The dependence of unloaded shortening velocity on Ca++, calmodulin, and duration of contraction in "chemically skinned" smooth muscle.

Abstract

Unloaded shortening velocity, a mechanical parameter associated with the rate of cross-bridge cycling, was investigated in chemically skinned guinea pig taenia coli and hog carotid artery. Shortening velocity was measured by the technique described by Edman, whereby large length steps are rapidly imposed on the muscle and the time under unloaded conditions is determined from the isometric myograms. Shortening velocity determined in this manner was similar to Vmax from the Hill force-velocity relations reported for both living and skinned taenia coli, and, in the case of carotid artery, was at least as large as that reported for living muscle. The behavior of shortening velocity was qualitatively similar for both preparations. Shortening velocity was strongly temperature dependent, with a Q10 of approximately 3.6. Shortening velocity was found to be dependent on both the Ca++ and calmodulin concentration. In contrast to the dependence of isometric force on Ca++-calmodulin, shortening velocity could be increased further by the addition of Ca++ and/or calmodulin under conditions when isometric force was maximized.
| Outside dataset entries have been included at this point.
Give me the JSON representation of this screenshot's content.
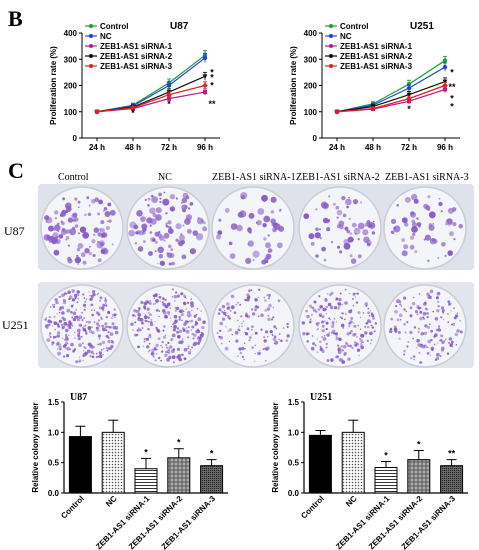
{
  "panel_b_letter": "B",
  "panel_c_letter": "C",
  "colors": {
    "Control": "#1aa039",
    "NC": "#2244cc",
    "ZEB1-AS1 siRNA-1": "#c2188a",
    "ZEB1-AS1 siRNA-2": "#111111",
    "ZEB1-AS1 siRNA-3": "#e0201c",
    "stain": "#8a5cc8",
    "plate_bg": "#eef0f4"
  },
  "photo": {
    "headers": [
      "Control",
      "NC",
      "ZEB1-AS1 siRNA-1",
      "ZEB1-AS1 siRNA-2",
      "ZEB1-AS1 siRNA-3"
    ],
    "rows": [
      "U87",
      "U251"
    ],
    "density_u87": [
      0.75,
      0.7,
      0.35,
      0.45,
      0.4
    ],
    "density_u251": [
      0.9,
      0.85,
      0.45,
      0.65,
      0.5
    ]
  },
  "chart_data": [
    {
      "type": "line",
      "title": "U87",
      "xlabel": "",
      "ylabel": "Proliferation rate (%)",
      "categories": [
        "24 h",
        "48 h",
        "72 h",
        "96 h"
      ],
      "ylim": [
        0,
        400
      ],
      "yticks": [
        0,
        100,
        200,
        300,
        400
      ],
      "legend_position": "top-left",
      "series": [
        {
          "name": "Control",
          "values": [
            100,
            125,
            210,
            315
          ],
          "errors": [
            4,
            8,
            15,
            18
          ],
          "marker": "circle"
        },
        {
          "name": "NC",
          "values": [
            100,
            122,
            200,
            305
          ],
          "errors": [
            4,
            8,
            14,
            18
          ],
          "marker": "circle"
        },
        {
          "name": "ZEB1-AS1 siRNA-1",
          "values": [
            100,
            112,
            150,
            175
          ],
          "errors": [
            4,
            6,
            10,
            12
          ],
          "marker": "square"
        },
        {
          "name": "ZEB1-AS1 siRNA-2",
          "values": [
            100,
            118,
            175,
            235
          ],
          "errors": [
            4,
            7,
            12,
            15
          ],
          "marker": "triangle"
        },
        {
          "name": "ZEB1-AS1 siRNA-3",
          "values": [
            100,
            115,
            165,
            200
          ],
          "errors": [
            4,
            6,
            11,
            14
          ],
          "marker": "diamond"
        }
      ],
      "annotations": [
        {
          "x": "48 h",
          "y": 95,
          "text": "*"
        },
        {
          "x": "72 h",
          "y": 130,
          "text": "*"
        },
        {
          "x": "96 h",
          "y": 250,
          "text": "*"
        },
        {
          "x": "96 h",
          "y": 230,
          "text": "*"
        },
        {
          "x": "96 h",
          "y": 200,
          "text": "*"
        },
        {
          "x": "96 h",
          "y": 130,
          "text": "**"
        }
      ]
    },
    {
      "type": "line",
      "title": "U251",
      "xlabel": "",
      "ylabel": "Proliferation rate (%)",
      "categories": [
        "24 h",
        "48 h",
        "72 h",
        "96 h"
      ],
      "ylim": [
        0,
        400
      ],
      "yticks": [
        0,
        100,
        200,
        300,
        400
      ],
      "legend_position": "top-left",
      "series": [
        {
          "name": "Control",
          "values": [
            100,
            130,
            205,
            295
          ],
          "errors": [
            4,
            8,
            15,
            16
          ],
          "marker": "circle"
        },
        {
          "name": "NC",
          "values": [
            100,
            125,
            190,
            270
          ],
          "errors": [
            4,
            8,
            15,
            16
          ],
          "marker": "circle"
        },
        {
          "name": "ZEB1-AS1 siRNA-1",
          "values": [
            100,
            110,
            140,
            185
          ],
          "errors": [
            4,
            6,
            10,
            12
          ],
          "marker": "square"
        },
        {
          "name": "ZEB1-AS1 siRNA-2",
          "values": [
            100,
            120,
            165,
            215
          ],
          "errors": [
            4,
            7,
            12,
            14
          ],
          "marker": "triangle"
        },
        {
          "name": "ZEB1-AS1 siRNA-3",
          "values": [
            100,
            112,
            150,
            200
          ],
          "errors": [
            4,
            6,
            10,
            12
          ],
          "marker": "diamond"
        }
      ],
      "annotations": [
        {
          "x": "72 h",
          "y": 110,
          "text": "*"
        },
        {
          "x": "96 h",
          "y": 250,
          "text": "*"
        },
        {
          "x": "96 h",
          "y": 195,
          "text": "**"
        },
        {
          "x": "96 h",
          "y": 150,
          "text": "*"
        },
        {
          "x": "96 h",
          "y": 120,
          "text": "*"
        }
      ]
    },
    {
      "type": "bar",
      "title": "U87",
      "xlabel": "",
      "ylabel": "Relative colony number",
      "categories": [
        "Control",
        "NC",
        "ZEB1-AS1 siRNA-1",
        "ZEB1-AS1 siRNA-2",
        "ZEB1-AS1 siRNA-3"
      ],
      "values": [
        0.93,
        1.0,
        0.4,
        0.58,
        0.45
      ],
      "errors": [
        0.17,
        0.2,
        0.17,
        0.15,
        0.1
      ],
      "annotations": [
        "",
        "",
        "*",
        "*",
        "*"
      ],
      "ylim": [
        0,
        1.5
      ],
      "yticks": [
        0.0,
        0.5,
        1.0,
        1.5
      ],
      "ytick_labels": [
        "0.0",
        "0.5",
        "1.0",
        "1.5"
      ],
      "fills": [
        "solid",
        "dots",
        "hlines",
        "grid",
        "dense"
      ]
    },
    {
      "type": "bar",
      "title": "U251",
      "xlabel": "",
      "ylabel": "Relative colony number",
      "categories": [
        "Control",
        "NC",
        "ZEB1-AS1 siRNA-1",
        "ZEB1-AS1 siRNA-2",
        "ZEB1-AS1 siRNA-3"
      ],
      "values": [
        0.95,
        1.0,
        0.42,
        0.55,
        0.45
      ],
      "errors": [
        0.08,
        0.2,
        0.1,
        0.15,
        0.1
      ],
      "annotations": [
        "",
        "",
        "*",
        "*",
        "**"
      ],
      "ylim": [
        0,
        1.5
      ],
      "yticks": [
        0.0,
        0.5,
        1.0,
        1.5
      ],
      "ytick_labels": [
        "0.0",
        "0.5",
        "1.0",
        "1.5"
      ],
      "fills": [
        "solid",
        "dots",
        "hlines",
        "grid",
        "dense"
      ]
    }
  ]
}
Incubation with ATP-gamma S, which presumably maximizes the phosphorylation of myosin, did not increase shortening velocity beyond the maximum value obtained in the presence of Ca++-calmodulin alone. The development of shortening velocity after exposure to high Ca++ solution was found to precede that of isometric force. The steady state value tended to be slightly lower than the maximum shortening velocity, the largest difference observed being less than 1.5-fold. Thus, whereas both isometric force and shortening velocity are dependent on the Ca++-calmodulin concentration in skinned smooth muscle, the dependencies are not identical, differing with respect to temporal development and concentration. These differences may underlie the decline in velocity with maintained isometric force observed in living smooth muscle.